Preserve an appetite for entropy

I find thinking about startups as entropy reduction engines very valuable. The only way to fight what has historically been an inevitable stasis is to understand what it is that we have to fight.
A startup’s advantages are its urgency, intensity, and appetite for uncertainty. If it succeeds, this entropy reduction is often incredibly valuable—to itself, and to society.
Four years after spinning Serve out of Uber into a standalone company, we orchestrated what is likely the fastest pace of autonomous fleet expansion to date, going from 100 deployed robots to more than 2,000, from a single market to 20 cities across six major markets covering a population of 3 million people and serving thousands of restaurants. Within 12 months, we had created one of the largest autonomous urban robot fleets.
All of this was made possible by our desire to face unknown unknowns every day as we grew.
As we continue to grow, as a startup and as a public company, I worry about the danger that bureaucracy dulls our edge. We need to preserve our intensity while pairing it with the rigor and predictability that our increased scale and maturity demand.
As the CIA astutely observed, insisting on committees, channels, procedures, and paperwork can take away from rapid, iterative experimentation and learning, which is what we need to continue reducing entropy.
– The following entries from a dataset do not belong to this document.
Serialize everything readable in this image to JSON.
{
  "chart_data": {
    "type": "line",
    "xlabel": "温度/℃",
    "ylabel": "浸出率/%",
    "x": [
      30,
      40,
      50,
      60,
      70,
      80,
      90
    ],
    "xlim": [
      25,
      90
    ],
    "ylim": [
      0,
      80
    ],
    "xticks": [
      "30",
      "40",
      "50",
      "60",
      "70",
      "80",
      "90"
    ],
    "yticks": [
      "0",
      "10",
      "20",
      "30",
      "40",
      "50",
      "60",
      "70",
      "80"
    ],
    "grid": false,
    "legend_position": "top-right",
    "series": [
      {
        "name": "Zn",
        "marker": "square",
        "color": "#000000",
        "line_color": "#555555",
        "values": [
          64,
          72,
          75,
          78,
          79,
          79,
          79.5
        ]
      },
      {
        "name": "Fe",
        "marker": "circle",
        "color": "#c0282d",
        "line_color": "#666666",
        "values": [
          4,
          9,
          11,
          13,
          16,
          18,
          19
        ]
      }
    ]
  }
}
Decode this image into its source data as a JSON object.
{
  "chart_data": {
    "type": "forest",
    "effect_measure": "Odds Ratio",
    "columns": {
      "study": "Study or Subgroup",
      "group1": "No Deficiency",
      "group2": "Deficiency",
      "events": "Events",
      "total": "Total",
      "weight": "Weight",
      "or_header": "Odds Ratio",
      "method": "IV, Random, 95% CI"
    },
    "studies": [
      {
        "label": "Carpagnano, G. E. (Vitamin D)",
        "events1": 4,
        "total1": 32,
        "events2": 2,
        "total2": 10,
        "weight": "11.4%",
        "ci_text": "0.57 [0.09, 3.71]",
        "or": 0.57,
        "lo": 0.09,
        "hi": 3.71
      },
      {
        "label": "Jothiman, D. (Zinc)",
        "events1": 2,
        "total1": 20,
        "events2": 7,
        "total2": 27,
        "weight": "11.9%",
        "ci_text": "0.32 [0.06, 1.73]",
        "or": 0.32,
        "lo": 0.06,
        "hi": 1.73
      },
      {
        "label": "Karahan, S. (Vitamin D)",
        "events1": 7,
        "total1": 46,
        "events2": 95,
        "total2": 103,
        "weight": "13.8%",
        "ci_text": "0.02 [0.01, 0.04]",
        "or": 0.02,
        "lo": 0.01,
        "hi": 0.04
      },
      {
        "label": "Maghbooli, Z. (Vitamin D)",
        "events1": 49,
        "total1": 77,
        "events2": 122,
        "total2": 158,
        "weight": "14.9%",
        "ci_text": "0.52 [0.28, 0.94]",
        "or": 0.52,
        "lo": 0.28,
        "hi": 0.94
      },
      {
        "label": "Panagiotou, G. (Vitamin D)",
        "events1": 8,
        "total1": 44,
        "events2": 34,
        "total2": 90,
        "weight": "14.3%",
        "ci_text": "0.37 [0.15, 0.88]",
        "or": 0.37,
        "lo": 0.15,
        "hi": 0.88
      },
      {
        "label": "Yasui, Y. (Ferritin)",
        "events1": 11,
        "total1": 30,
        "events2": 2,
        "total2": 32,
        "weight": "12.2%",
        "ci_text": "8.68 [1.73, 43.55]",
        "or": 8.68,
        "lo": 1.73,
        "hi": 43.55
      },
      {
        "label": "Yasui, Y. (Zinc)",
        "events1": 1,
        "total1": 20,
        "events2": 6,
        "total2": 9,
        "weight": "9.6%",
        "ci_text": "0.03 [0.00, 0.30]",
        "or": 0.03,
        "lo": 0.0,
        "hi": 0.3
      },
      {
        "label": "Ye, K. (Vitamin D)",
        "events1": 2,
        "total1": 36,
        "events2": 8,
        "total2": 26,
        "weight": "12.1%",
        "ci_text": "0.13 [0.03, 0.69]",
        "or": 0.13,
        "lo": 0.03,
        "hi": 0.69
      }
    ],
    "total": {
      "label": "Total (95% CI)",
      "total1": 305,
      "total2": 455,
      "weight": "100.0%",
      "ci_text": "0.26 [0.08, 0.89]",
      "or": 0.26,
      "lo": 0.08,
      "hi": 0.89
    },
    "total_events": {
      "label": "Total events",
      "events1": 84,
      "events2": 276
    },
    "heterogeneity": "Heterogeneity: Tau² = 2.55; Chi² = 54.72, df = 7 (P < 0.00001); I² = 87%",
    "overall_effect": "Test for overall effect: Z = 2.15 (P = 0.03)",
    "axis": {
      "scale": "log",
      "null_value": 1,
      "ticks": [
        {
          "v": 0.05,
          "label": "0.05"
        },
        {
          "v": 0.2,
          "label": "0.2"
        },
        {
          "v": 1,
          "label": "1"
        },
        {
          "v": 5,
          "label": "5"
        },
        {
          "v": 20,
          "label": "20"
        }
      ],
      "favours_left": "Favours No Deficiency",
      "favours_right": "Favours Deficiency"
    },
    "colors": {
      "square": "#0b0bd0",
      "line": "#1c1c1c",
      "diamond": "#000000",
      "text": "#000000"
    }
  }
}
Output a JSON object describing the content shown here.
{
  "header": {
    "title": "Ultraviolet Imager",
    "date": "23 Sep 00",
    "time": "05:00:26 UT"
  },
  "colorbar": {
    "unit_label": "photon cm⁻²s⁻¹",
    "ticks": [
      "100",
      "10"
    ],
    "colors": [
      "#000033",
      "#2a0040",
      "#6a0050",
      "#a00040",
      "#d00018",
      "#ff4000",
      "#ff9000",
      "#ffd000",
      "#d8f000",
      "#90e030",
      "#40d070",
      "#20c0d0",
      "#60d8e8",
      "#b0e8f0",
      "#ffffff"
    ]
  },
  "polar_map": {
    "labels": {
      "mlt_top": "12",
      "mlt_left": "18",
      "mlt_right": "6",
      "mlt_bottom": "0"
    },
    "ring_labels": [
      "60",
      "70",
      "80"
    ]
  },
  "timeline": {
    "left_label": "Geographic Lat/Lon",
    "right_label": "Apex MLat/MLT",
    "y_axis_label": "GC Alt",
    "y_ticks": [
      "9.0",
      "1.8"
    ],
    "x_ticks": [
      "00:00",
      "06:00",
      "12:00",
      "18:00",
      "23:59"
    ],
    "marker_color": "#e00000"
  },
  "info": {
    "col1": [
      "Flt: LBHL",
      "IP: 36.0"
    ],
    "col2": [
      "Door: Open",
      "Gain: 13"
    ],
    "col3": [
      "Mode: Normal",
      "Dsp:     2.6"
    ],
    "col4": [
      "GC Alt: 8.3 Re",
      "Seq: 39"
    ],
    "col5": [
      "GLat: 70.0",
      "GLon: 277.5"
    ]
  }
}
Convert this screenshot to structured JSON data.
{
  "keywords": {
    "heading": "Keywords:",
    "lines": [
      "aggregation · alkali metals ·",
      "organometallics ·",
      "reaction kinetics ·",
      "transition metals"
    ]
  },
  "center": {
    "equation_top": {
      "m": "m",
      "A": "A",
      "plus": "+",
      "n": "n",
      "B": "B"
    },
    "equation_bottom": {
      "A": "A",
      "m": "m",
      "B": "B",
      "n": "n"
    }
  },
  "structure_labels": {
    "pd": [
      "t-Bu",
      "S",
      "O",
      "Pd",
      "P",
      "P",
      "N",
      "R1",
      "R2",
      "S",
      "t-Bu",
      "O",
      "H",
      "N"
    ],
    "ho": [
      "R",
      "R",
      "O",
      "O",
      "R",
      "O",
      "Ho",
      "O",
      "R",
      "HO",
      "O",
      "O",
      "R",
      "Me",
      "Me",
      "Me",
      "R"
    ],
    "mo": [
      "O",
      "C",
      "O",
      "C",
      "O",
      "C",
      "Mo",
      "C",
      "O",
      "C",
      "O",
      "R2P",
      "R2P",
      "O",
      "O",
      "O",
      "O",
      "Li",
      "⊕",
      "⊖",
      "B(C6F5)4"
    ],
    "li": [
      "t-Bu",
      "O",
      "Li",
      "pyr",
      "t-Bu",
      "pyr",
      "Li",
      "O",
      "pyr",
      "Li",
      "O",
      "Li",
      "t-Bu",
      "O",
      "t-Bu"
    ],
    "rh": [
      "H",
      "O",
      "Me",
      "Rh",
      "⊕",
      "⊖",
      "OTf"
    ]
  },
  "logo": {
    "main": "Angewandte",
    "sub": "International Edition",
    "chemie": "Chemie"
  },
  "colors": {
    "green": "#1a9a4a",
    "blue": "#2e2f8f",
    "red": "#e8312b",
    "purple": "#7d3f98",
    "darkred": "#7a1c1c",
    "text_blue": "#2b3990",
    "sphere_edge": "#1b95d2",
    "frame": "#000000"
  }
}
Three ways we avoid stasis

So how do we avoid premature maturity and maintain our “startup edge”? Here are three ideas:
  1. 01
    Fight the urge to plan years out. There are some teams, like facilities or hardware development, that naturally have very long timelines and would like to know what we’ll be doing in 2030. We try to limit the number of brain cycles we devote to such long, unpredictable time horizons. Given the significant uncertainties we are dealing with, it is extremely difficult to predict accurately and make plans that prove valuable multiple years out. On the other hand, changing plans too often feels unstable and unsettling. So to preserve agility, we focus planning on near- to medium-term time horizons instead.
  2. 02
    Maintain flexibility in plans. When we plan for 6, 12, or 18 months out, we refer to them as "plans of record" to signal that they can change. People like to spend a lot of time making detailed plans, and then they become too rigidly attached to them. The time invested in planning itself creates a sunk-cost fallacy: Changing a plan we invested so much time in would feel like a failure, and the idea of investing even more time to come up with a new plan would feel daunting.

    We try to keep these plans at the right level of detail. We make sure to maximize our time spent executing, versus making overly precise plans that will likely fall apart once the game begins. After all, as Mike Tyson said, “everybody has a plan until they get punched in the mouth.” We always remind folks that plans are subject to change when new information arrives.
  3. 03
    Avoid hierarchies in decision-making. At Serve, people across the org chart can talk directly to one another and don't need to follow structures or hierarchies. This is essential for preserving the rapid flow of information to enable agile decision making and the updating of plans as new learnings come in.

Maturing is inevitable, and risk management is increasingly important as a company grows. Our objective is to not ignore risk, but also to avoid rushing into stasis. We set our sights on finding the right balance between uncertainty and risk management, so that we retain the energy, focus, and drive required to reduce entropy every day.